In any case, approaching MUD about rice or the border controversy is not a recommended way to proceed at this point in time, one would have thought. No one is sure what is going to happen in Venezuela this year, and whether President Maduro and his party will work with a MUD dominated National Assembly; all that can be said is that the prognostications are not good. The last thing that we should want at this stage is to be accused of interfering in internal Venezuelan politics. Dr Ishmael gave what he called a “precedent” for this approach, by citing Dr Cheddi Jagan’s contacts with all Venezuelan politicians in 1958. Suffice it to say, it was not a true analogy and as such, therefore, was not a precedent.
While as Dr Ishmael said, there are no doubt nuances in the views of the various members of MUD in relation to Guyana, where the larger matter of the claim is concerned, there is unanimity. As has been observed before by various writers, Venezuela does not want a resolution of the border controversy. By keeping Guyana weak and underdeveloped, and by applying direct pressure periodically, our neighbour hopes to extract a major concession from us. Caracas has blocked all kinds of projects in Essequibo over the years, and particularly doesn’t want us to have oil because it would give us a measure of independence as well as some insulation from its coercive tactics.

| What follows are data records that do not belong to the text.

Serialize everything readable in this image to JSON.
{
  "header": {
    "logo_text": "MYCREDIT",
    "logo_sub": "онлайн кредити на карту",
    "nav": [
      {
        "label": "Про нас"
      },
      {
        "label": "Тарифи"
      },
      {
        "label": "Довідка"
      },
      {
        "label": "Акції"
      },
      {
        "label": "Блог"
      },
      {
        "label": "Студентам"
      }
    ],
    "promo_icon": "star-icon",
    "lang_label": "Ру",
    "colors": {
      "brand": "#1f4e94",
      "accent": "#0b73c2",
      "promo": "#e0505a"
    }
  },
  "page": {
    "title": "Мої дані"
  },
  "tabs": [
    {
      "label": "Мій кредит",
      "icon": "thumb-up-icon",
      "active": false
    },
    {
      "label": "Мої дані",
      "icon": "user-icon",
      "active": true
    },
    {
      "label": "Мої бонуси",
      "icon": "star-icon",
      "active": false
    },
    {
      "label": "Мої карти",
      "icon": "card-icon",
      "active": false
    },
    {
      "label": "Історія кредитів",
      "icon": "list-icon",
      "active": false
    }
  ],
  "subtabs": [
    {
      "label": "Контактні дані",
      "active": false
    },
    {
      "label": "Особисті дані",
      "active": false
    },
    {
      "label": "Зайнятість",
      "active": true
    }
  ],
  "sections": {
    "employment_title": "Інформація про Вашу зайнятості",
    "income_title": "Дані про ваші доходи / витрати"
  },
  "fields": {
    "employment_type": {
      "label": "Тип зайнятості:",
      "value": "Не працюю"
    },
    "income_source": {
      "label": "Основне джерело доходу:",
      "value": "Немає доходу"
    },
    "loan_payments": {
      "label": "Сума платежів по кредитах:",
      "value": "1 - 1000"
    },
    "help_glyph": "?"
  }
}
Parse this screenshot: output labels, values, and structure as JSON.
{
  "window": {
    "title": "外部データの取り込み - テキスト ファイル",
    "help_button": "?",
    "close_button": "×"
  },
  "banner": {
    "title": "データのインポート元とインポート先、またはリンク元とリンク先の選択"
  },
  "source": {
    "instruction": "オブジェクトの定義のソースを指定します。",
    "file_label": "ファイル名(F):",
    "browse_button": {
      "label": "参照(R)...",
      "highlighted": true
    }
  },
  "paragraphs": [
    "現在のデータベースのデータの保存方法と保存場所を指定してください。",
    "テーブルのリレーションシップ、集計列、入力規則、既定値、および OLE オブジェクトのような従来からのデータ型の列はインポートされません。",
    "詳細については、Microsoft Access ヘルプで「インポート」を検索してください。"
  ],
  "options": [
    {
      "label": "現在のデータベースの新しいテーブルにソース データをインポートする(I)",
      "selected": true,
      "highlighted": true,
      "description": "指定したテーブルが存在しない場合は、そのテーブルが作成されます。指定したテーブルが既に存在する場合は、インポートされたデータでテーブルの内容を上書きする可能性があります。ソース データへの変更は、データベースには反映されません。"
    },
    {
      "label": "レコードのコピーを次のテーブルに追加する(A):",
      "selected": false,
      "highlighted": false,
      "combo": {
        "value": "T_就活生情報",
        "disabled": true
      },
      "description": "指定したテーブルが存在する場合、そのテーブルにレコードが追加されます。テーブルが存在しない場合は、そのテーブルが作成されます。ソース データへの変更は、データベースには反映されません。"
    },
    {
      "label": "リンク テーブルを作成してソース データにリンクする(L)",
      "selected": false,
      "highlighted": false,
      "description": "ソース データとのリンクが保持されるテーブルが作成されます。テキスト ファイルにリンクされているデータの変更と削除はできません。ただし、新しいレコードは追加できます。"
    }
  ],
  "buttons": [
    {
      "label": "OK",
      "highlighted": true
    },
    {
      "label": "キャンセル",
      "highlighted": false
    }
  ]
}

This has been going on now for fifty years, and it is to the credit of a succession of governments on both sides of the divide in this country, that they have never given way. In the circumstances, Miraflores couldn’t give two sow’s whiskers for our rice, let alone our rice farmers and millers; it is simply a question of how our rice might serve their interest at any given point.
It cannot be denied that the loss of the Venezuelan market is a blow, because we were paid so well, albeit through a barter arrangement. Rice production last year soared to an all-time high, but there was no word on where the alternative markets were to come from. In our editorial of Monday, November 2, 2015 it was pointed out that neither the Guyana Rice Development Board Chairman, Mr Housty, nor its head Mr Hassan, had “provided any useful information on the sourcing of markets and what is being done to find more.” It might be added that two months later they still have not done so.
At an earlier stage various government spokesmen had intimated that the onus was not on government to find markets; however, it is the job of a government to act as a facilitator for business, more particularly in circumstances where rice is such a critical export and such a large segment of the population relies on it directly or indirectly for a living. Admittedly, it is not an easy task; even Mr Jagdeo recognized that when he spoke to the rice farmers in April last year. “The government has huge problems in getting markets to sell the large volume of rice produced,” he was quoted as saying then.
It is no longer the job of the PPP/C to find rice markets, although since they have great experience in the industry they are in a good position to monitor what the government is doing – or as far as one can see, not doing, in this case. What they themselves should not be doing, however, is misleading the rice farmers and millers about a return to the Venezuelan market, and blaming the government for its loss. While the decision, it appears, was taken while their government was in office, they too are not to blame; it all goes back to Venezuela’s wearisome machinations.